Gandalf appeared a trifle grumpy as he arrived in the company of Str—Aragorn. I could imagine him muttering about what kind of foolishness was going on out here, when any idiot could see it was going to rain? I grinned smugly to myself. I and Mikala and Merry and Bergil had the hat under a large white cloth before us. Some musicians were playing nearby.
“All right, perhaps now someone can tell me what’s going on here?” Gandalf said as Aragorn led him to where we were standing. I couldn’t hear what Aragorn answered to him. “I do hope this is good. Looks like we may get a shower today, and I can only hope this is over and done with before we all get soaked to the skin.”
Then I nodded to the musicians, and they struck up again, and the crowd quietened as I began to sing:
Gandalf, bringer of counsel fair
Leader and guardian, wizard-friend
Teacher and savior, balrog slayer
Fallen master who rose again;
Always you taught us lessons dear
Never faltering in your path
Never flinching from terrors drear
Never daunted by Sauron’s wrath.
Now as you stand clothed in wisdom white
Snowy-white, mithril-white, pure as the lily
If we would honor you with a gift so bright
We hope you’ll not think us frightfully silly!
Yes, I knew it wasn’t very good, but I hadn’t had an awfully long time to work on it!
Maybe I could fix it later, if and when I came back from Mordor….
When I’d finished I made a little bow, and the crowd cheered, although not too loudly. Gandalf was just standing there still as stone. Then Bergil handed Merry the hat, still wrapped, and I took it as Mikala stepped forward to place some white flowers in Gandalf’s hands. The crowd hushed and the musicians started playing softly once more as I stepped forward and slowly unveiled the hat.
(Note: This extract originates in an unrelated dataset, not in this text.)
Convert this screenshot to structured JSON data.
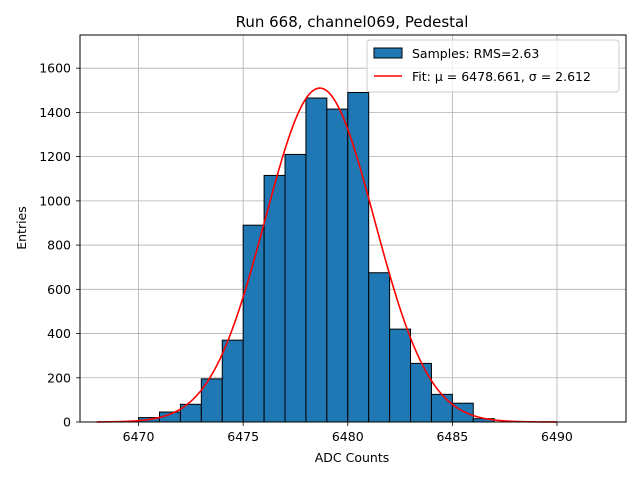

For a moment I was horribly afraid he would think we were having a huge joke on him. He just stood there staring as I presented the hat with another, lower bow. Aragorn had to hold Mikala’s flowers so Gandalf could take the hat with both hands, and it might have been my imagination but I was sure I could see his fingers shaking a little. I’d almost forgotten how splendid the hat was, myself. It was even bigger than the old one, and the feather just rode it like…like a cloud on a snowy mountain.
And his face was like the sun rising above a field of lilies as he lifted the hat and put it on his head, and when he turned around to face the crowd, their cheers rang out so loudly that no one noticed the thunderclap that the sky let out, as though it were jealous of all the goings-on in the White City that day.
We could have used him for a lighthouse.